Novartis’ Phase II antibody trial reduces frequency of sickle cell pain crises
Posted: 6 December 2016 | | No comments yet
Results from the Phase II study show that SEG101 an anti-P-selectin antibody, reduced the median annual rate of sickle cell-related pain crises by 45.3%…
Results from the Phase II sustain study show that SEG101 (crizanlizumab, formerly SelG1), an anti-P-selectin antibody, reduced the median annual rate of sickle cell-related pain crises by 45.3% compared to placebo (1.63 vs 2.98, p=0.010) in patients with or without hydroxyurea therapy.
“Acute painful episodes, commonly referred to as vaso-occlusive crises, are a substantial cause of morbidity in sickle cell disease with limited treatment options,” said Kenneth Ataga, MD, University of North Carolina. “These findings show that crizanlizumab significantly reduces the frequency of painful crises and represents a potentially novel disease-modifying therapeutic option.”
In the sustain study, patients were assigned to high-dose (5.0 mg/kg), low-dose (2.5 mg/kg) and placebo arms. The study met its primary endpoint, reduction of the annual rate of SCPC in the high-dose arm by 45.3% vs. placebo (medians of 1.63 vs. 2.98, p=0.010).

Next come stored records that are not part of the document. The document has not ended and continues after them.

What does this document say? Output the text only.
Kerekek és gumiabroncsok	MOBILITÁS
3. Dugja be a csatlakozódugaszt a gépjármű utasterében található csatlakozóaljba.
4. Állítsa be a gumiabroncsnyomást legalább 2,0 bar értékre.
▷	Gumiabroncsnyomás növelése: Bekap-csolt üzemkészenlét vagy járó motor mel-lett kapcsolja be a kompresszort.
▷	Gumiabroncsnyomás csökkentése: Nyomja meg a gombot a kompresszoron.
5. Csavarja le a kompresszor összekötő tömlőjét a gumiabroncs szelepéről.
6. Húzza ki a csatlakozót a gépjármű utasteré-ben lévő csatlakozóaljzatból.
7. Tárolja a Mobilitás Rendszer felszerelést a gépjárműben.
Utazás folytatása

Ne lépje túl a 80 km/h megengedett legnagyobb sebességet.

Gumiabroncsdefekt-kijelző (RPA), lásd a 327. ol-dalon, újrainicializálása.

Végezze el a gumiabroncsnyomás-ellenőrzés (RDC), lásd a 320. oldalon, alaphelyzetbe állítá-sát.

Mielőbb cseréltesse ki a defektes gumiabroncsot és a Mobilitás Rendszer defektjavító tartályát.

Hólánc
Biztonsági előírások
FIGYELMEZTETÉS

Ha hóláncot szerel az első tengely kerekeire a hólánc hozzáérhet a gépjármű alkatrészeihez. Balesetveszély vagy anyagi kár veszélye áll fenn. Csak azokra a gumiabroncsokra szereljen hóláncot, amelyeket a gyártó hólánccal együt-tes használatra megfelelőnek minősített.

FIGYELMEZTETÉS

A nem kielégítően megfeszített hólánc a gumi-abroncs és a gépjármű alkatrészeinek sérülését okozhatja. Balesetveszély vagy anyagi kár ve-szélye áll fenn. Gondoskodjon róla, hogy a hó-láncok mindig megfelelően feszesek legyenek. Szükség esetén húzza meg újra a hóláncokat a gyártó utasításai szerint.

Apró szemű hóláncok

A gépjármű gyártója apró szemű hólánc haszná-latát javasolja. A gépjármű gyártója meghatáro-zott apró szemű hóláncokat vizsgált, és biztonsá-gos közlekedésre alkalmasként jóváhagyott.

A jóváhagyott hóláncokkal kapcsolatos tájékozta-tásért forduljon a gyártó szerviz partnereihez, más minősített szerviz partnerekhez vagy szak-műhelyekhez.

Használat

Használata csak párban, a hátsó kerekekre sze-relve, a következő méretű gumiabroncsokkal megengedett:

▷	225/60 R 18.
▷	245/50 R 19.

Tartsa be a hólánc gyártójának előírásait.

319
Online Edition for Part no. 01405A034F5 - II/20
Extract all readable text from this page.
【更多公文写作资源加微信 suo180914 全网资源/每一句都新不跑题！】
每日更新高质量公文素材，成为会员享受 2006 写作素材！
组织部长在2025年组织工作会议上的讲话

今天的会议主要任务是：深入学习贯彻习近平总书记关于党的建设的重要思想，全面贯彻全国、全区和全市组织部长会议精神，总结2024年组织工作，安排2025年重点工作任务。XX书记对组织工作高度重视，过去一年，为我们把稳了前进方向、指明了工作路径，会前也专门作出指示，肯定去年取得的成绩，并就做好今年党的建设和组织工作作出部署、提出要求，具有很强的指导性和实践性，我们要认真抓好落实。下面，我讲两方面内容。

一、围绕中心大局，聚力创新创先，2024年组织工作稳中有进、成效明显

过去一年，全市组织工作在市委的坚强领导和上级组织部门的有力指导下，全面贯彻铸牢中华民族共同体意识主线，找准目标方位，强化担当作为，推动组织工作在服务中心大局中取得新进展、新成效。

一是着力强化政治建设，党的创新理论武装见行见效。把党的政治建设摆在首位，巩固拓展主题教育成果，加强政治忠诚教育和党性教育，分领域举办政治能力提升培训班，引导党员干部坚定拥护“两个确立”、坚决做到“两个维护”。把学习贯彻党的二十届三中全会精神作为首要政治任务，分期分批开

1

In the low dose arm, the annual rate of SCPC was reduced by 32.6% vs. placebo (medians of 2.01 vs. 3.0, p = 0.180). For patients in the high dose arm, time to first SCPC vs. placebo was 2.9 times longer (medians of 4.07 vs. 1.38 months, p = 0.001) and time to second SCPC was 2.0 times longer than placebo (medians of 10.32 vs. 5.09 months, p = 0.022).
“Patients have long been in need of a new therapy for treatment of SCPC, the most common and debilitating complication of sickle cell disease,” said Bruno Strigini, CEO of Novartis Oncology. “We are pleased that data from the sustain study show SEG101 may have the potential to become the first new option for patients dealing with SCPC since hydroxyurea was approved for use in sickle cell anaemia about 20 years ago.”
Despite its availability, hydroxyurea often is not utilised primarily due to concerns about patient compliance and potential adverse events.